Today, thank God, we live in a different world. We can talk about these things with our contemporaries. I think that’s one thing that people find very liberating about sex education. We show characters who struggle with their sexuality, and yet are brave enough to talk about it with their lovers and partners, so they can get what they need sexually. The show lays it all out on the table and makes it okay to talk about it.

And yet with shows like mine, and others like Naked Attraction or Cara Delevingne’s Planet Sex on television, I’m curious to know if it’s something that people feel comfortable with in real life. Since sex education aired, friends and journalists have asked me if women sometimes feel compelled to share their sexual problems or fantasies. I. Well, they don’t. Which eventually gave me the idea for a book – my secret garden for the 21st century, so to speak – that would be revealing and profound, and inclusive across the board.

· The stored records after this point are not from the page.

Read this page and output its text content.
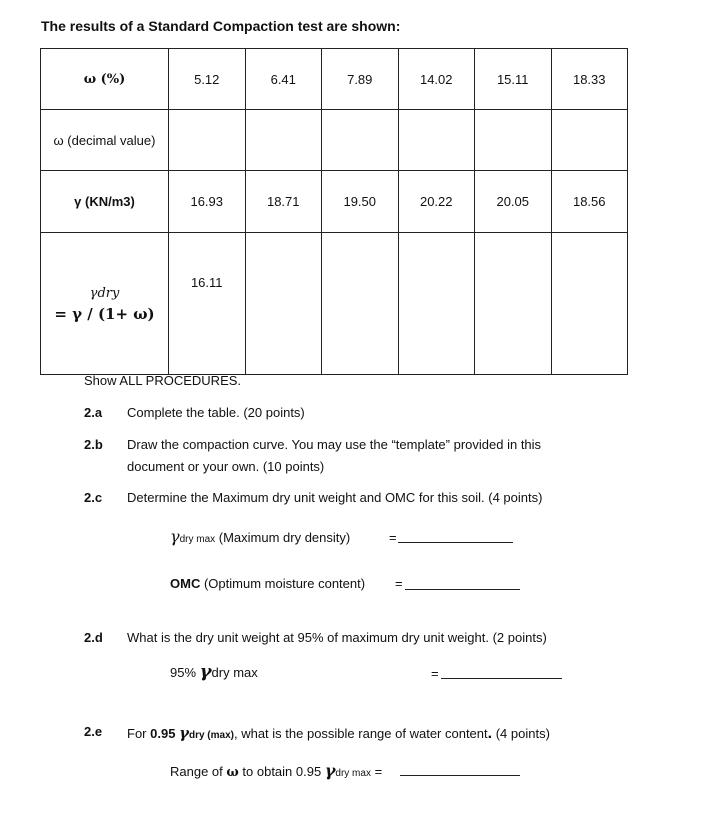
The results of a Standard Compaction test are shown:
ω (%)	5.12	6.41	7.89	14.02	15.11	18.33
ω (decimal value)						
γ (KN/m3)	16.93	18.71	19.50	20.22	20.05	18.56

γdry
= γ / (1+ ω)	16.11					
Show ALL PROCEDURES.
2.a Complete the table. (20 points)
2.b Draw the compaction curve. You may use the “template” provided in this
document or your own. (10 points)
2.c Determine the Maximum dry unit weight and OMC for this soil. (4 points)
γdry max (Maximum dry density)	=
OMC (Optimum moisture content) =
2.d What is the dry unit weight at 95% of maximum dry unit weight. (2 points)
95% γdry max	=
2.e For 0.95 γdry (max), what is the possible range of water content. (4 points)
Range of ω to obtain 0.95 γdry max =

I want women all over the world, and all of you who internally identify as women – queer, heterosexual and bisexual, non-binary, transgender, multisexual – all of you, old and young, whatever your religion, married, single or otherwise. , write me and tell me when you think about sex. Whether it’s by yourself or with a partner, or with more than one. tell me Fantasies, frustrations, explorations, taboos, childhood, voices, sexuality, guilt, insatiability. Fifty years later, boundaries have been erased, no more so than in our own sexuality: BDSM, the modern meaning of gender, etc., are up for grabs. Do women still have silent sex? I think that’s one of the things that we’re going to find out. I hope your voices from different nationalities and backgrounds will illuminate how far we have come since 1973.

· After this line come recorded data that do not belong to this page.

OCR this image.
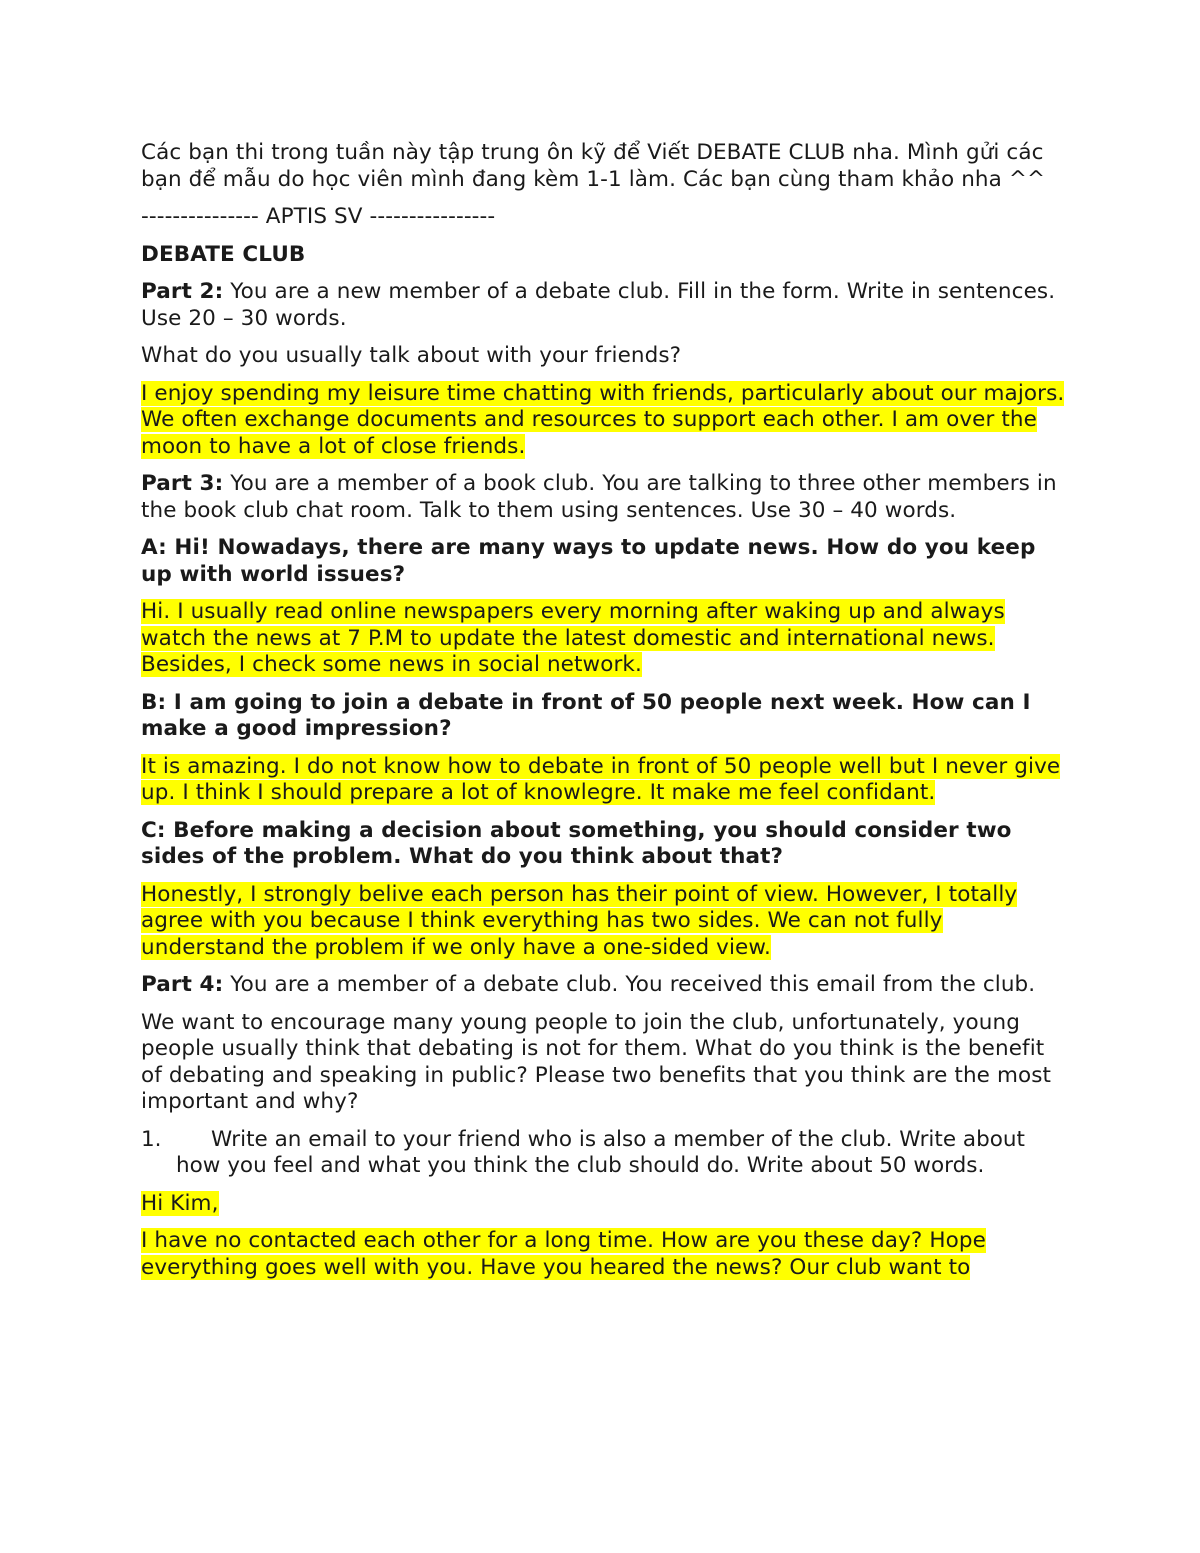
Các bạn thi trong tuần này tập trung ôn kỹ để Viết DEBATE CLUB nha. Mình gửi các bạn để mẫu do học viên mình đang kèm 1-1 làm. Các bạn cùng tham khảo nha ^^

--------------- APTIS SV ----------------

DEBATE CLUB

Part 2: You are a new member of a debate club. Fill in the form. Write in sentences. Use 20 – 30 words.

What do you usually talk about with your friends?

I enjoy spending my leisure time chatting with friends, particularly about our majors. We often exchange documents and resources to support each other. I am over the moon to have a lot of close friends.

Part 3: You are a member of a book club. You are talking to three other members in the book club chat room. Talk to them using sentences. Use 30 – 40 words.

A: Hi! Nowadays, there are many ways to update news. How do you keep up with world issues?

Hi. I usually read online newspapers every morning after waking up and always watch the news at 7 P.M to update the latest domestic and international news. Besides, I check some news in social network.

B: I am going to join a debate in front of 50 people next week. How can I make a good impression?

It is amazing. I do not know how to debate in front of 50 people well but I never give up. I think I should prepare a lot of knowlegre. It make me feel confidant.

C: Before making a decision about something, you should consider two sides of the problem. What do you think about that?

Honestly, I strongly belive each person has their point of view. However, I totally agree with you because I think everything has two sides. We can not fully understand the problem if we only have a one-sided view.

Part 4: You are a member of a debate club. You received this email from the club.

We want to encourage many young people to join the club, unfortunately, young people usually think that debating is not for them. What do you think is the benefit of debating and speaking in public? Please two benefits that you think are the most important and why?

1. Write an email to your friend who is also a member of the club. Write about how you feel and what you think the club should do. Write about 50 words.

Hi Kim,

I have no contacted each other for a long time. How are you these day? Hope everything goes well with you. Have you heared the news? Our club want to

As Friday wrote in her original introduction, “In trying to understand what it is to be a woman, neither nationality nor class help us define ourselves by the honesty of our feelings toward ourselves and our desires.” Let’s create an era-defining text that cuts to the heart of what it means to be a woman today. A book that will inspire women for generations to come.
For now, call it Dear Gillian: It will be published by Bloomsbury Publishing and we have set up a secure email address to receive your submissions – all identities will be protected and your submissions will be treated anonymously. Of course, I will include my own letter anonymously. I look forward to reading yours.